I work to break myself of entitlement because nothing I have accomplished is because of me. I cannot boast in myself because every success in my life is because of the spirit of God I carry inside me. Every strength, every hope, every piece of wisdom, comes from the Holy Spirit. Everything good that is in me is God. I try my best to not glorify myself because on my own I am a bag of brokenness and flaws but Jesus in me is beauty and completeness. In my own strength, my accomplishments are in vain and as easily torn down as a house of cards, but work done through the Holy Spirit for the kingdom of God are sealed in Him, unable to be taken away, as they point to my true identity.

“….Christ in you, the hope of glory.”
Colossians 1:27

I don’t ever want to be in the place where I’m boasting in myself, but boasting in Jesus-what He does in and through me.

When I itch to be out of my apartment, working and accomplishing what this world considers to be success, God says, “remain humble.”

I am proud that I have a degree.

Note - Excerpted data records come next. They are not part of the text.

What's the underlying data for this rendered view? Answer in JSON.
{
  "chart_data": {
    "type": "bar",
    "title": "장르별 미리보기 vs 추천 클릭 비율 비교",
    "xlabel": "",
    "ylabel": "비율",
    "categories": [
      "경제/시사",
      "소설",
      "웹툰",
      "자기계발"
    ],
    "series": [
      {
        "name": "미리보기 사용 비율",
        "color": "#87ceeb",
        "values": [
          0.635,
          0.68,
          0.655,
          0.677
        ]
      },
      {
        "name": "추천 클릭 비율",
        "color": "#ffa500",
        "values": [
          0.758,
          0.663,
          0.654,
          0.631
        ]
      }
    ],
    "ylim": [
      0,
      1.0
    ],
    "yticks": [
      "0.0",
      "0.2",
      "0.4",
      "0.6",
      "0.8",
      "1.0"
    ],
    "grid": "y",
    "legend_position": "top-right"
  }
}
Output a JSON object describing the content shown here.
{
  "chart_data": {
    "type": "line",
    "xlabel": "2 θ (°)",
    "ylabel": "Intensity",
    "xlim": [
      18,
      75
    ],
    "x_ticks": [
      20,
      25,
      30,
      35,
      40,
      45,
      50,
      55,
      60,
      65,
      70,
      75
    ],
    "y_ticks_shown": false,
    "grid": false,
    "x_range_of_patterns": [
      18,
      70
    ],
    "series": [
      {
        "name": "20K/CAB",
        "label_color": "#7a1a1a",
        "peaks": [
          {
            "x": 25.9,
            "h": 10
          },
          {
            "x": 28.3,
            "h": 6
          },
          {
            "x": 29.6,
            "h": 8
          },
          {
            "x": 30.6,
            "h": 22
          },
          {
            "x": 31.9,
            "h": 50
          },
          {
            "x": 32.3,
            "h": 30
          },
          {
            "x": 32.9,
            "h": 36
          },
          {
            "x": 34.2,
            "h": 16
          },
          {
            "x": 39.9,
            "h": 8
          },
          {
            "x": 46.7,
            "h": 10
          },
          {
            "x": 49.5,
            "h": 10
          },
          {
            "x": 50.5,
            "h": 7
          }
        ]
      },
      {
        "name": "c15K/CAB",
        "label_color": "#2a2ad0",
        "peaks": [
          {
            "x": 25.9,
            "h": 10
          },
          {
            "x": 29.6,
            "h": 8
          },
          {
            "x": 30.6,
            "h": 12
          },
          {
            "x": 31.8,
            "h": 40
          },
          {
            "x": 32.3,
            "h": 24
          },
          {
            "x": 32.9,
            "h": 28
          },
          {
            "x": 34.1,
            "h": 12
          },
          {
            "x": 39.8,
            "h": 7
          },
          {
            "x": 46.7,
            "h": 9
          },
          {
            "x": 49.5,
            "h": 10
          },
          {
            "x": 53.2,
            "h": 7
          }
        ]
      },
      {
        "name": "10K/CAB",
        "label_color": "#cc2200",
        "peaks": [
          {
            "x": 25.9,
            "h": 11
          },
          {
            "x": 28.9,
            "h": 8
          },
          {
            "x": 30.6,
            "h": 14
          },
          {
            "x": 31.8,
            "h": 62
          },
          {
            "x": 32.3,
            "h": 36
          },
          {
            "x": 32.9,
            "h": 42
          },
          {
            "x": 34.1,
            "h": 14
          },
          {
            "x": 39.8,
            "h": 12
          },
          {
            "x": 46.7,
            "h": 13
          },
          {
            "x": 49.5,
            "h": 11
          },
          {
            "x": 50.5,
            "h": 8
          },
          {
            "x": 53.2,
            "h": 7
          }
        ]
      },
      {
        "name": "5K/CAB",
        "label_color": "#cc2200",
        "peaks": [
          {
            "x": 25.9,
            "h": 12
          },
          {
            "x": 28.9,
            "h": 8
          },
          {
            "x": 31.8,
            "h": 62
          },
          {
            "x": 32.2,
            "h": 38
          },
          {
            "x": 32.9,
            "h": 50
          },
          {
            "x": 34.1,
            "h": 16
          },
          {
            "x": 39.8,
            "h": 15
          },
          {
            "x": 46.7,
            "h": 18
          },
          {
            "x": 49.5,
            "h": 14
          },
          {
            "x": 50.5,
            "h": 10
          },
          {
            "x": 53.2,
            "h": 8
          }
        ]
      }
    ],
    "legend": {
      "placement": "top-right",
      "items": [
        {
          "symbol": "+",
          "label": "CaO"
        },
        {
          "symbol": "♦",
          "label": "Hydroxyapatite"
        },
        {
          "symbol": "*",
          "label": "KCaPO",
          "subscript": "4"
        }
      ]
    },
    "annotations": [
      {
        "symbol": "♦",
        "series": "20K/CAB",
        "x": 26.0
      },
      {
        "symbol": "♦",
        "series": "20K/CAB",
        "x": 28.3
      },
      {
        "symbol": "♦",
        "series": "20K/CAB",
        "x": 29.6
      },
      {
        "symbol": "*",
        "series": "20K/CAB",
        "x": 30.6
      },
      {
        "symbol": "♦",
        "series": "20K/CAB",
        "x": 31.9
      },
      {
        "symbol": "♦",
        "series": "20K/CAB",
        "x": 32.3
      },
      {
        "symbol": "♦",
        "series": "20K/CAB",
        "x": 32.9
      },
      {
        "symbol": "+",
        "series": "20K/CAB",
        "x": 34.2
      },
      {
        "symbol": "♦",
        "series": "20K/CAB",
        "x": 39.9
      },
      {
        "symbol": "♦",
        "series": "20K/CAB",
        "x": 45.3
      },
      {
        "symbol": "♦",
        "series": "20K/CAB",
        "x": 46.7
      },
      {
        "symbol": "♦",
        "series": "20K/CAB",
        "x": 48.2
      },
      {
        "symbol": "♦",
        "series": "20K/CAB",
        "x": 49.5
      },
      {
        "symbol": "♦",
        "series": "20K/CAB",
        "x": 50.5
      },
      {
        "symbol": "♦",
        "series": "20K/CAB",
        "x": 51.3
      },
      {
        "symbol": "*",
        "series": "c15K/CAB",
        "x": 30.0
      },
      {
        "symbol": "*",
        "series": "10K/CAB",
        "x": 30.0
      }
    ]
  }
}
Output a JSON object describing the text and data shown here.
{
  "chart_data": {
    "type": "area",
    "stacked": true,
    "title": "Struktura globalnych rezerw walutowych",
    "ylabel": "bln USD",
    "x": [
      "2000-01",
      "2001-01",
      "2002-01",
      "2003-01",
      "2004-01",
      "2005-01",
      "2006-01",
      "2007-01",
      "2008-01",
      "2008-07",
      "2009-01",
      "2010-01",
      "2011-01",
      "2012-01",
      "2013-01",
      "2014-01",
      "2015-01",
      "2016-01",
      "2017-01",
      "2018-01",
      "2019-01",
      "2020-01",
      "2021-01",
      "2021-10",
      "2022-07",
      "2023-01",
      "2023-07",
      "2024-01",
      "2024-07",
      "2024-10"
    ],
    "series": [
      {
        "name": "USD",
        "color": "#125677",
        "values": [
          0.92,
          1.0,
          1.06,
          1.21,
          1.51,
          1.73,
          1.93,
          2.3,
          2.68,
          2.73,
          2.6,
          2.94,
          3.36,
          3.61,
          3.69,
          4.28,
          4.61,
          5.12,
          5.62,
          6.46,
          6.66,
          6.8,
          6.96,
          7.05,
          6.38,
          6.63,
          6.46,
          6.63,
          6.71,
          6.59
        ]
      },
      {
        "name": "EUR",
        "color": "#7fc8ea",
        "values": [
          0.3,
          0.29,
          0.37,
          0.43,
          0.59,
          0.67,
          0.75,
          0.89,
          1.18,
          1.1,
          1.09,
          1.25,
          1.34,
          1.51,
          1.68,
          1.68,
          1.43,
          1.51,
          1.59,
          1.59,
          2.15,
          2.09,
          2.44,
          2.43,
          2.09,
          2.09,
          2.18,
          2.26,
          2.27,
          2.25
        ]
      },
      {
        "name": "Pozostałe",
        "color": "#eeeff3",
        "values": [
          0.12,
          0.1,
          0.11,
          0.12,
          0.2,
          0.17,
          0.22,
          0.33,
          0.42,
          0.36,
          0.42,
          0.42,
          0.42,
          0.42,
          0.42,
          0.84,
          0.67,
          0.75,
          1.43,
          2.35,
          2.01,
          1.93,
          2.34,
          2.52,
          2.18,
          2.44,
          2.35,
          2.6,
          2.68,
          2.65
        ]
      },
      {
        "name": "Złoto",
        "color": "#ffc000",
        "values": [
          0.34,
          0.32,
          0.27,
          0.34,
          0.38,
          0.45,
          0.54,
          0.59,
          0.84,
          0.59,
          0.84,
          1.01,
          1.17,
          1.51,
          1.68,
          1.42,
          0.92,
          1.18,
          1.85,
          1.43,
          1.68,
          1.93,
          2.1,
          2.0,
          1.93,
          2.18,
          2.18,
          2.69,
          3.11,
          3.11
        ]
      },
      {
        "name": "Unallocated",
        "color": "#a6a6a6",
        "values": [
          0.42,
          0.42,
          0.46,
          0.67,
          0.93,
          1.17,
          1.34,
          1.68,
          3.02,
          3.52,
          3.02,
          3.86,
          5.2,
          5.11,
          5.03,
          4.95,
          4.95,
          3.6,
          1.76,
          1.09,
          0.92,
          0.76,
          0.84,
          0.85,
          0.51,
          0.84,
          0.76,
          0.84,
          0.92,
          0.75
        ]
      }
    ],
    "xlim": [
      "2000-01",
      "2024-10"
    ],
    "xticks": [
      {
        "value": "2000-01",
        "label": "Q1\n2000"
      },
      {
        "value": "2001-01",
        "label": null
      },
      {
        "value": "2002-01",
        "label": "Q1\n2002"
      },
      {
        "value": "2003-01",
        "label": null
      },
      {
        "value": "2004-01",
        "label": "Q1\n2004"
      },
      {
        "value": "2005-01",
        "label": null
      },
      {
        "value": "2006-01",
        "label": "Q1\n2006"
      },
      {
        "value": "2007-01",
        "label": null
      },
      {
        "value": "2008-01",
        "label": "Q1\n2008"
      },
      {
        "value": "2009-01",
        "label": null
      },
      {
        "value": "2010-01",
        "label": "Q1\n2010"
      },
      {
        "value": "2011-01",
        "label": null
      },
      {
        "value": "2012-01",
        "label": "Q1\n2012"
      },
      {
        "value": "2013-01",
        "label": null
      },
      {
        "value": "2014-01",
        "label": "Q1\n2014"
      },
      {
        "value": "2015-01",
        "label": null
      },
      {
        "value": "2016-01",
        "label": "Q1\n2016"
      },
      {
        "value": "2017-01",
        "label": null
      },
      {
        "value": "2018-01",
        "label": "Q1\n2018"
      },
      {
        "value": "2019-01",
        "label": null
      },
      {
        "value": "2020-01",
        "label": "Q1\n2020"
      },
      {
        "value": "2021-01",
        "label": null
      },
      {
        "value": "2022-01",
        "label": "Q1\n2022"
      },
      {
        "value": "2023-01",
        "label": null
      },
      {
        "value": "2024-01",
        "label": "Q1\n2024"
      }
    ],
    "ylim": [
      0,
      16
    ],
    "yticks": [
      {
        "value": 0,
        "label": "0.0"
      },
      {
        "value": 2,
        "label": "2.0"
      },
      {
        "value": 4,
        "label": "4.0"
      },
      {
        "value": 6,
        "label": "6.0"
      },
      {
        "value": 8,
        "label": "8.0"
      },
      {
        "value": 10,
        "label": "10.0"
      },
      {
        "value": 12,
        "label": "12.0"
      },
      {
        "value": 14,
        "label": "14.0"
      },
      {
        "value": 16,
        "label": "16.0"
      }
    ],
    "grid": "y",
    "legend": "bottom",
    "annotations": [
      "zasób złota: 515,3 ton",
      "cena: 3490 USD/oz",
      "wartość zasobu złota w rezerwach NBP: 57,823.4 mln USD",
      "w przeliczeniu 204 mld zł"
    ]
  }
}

I worked hard for it, and trust me I would not have that diploma had it not been for the strength of God pulling me through, but I am still just a person, no better than anyone else. When God fills us with His Holy Spirit, He equips us with all we will ever need for this journey. And having a college degree certainly doesn’t make you or me more beloved or more useful in the eyes of God the Father.

In Africa, nearly everyday I would feel humbled by God’s choice to use me in my brokenness to bring about glory for His kingdom. I did nothing, NOTHING to deserve to even be a pawn in His master plan. But He is so generous. He desires for me to come along side of Him and for us to work TOGETHER to bring love to this world.

My humility is remembering that I am a deeply broken person, yet I am made holy in the eyes of God because of the blood of Jesus.

This time at home, without a job, has really allowed me to spend time with God and grow in my faith at the same rate that I was in Uganda. And it has been such a blessing. Before coming back, one of my biggest fears was that I would return to America and feel spiritually dry because my environment here is much less spirit-filled than where I lived in Uganda. The Lord has blessed me by allowing me an abundance of time to spend with Him. So much time in fact, I’m having to keep myself accountable to using the time wisely. Slowly I am certainly consuming every Friends episode available to me through Netflix, but I am also balancing my time with studying the bible, praying, worshipping and listening to God. In my special time with Him, God continues to speak to me as He did in Uganda, letting me know that He has not forgotten me even though I am back home.

So God continues to be good (always) and He continues to show himself in my life in America. Exciting things are ahead as I try my best to stay in tune with what God is saying and what He is willing.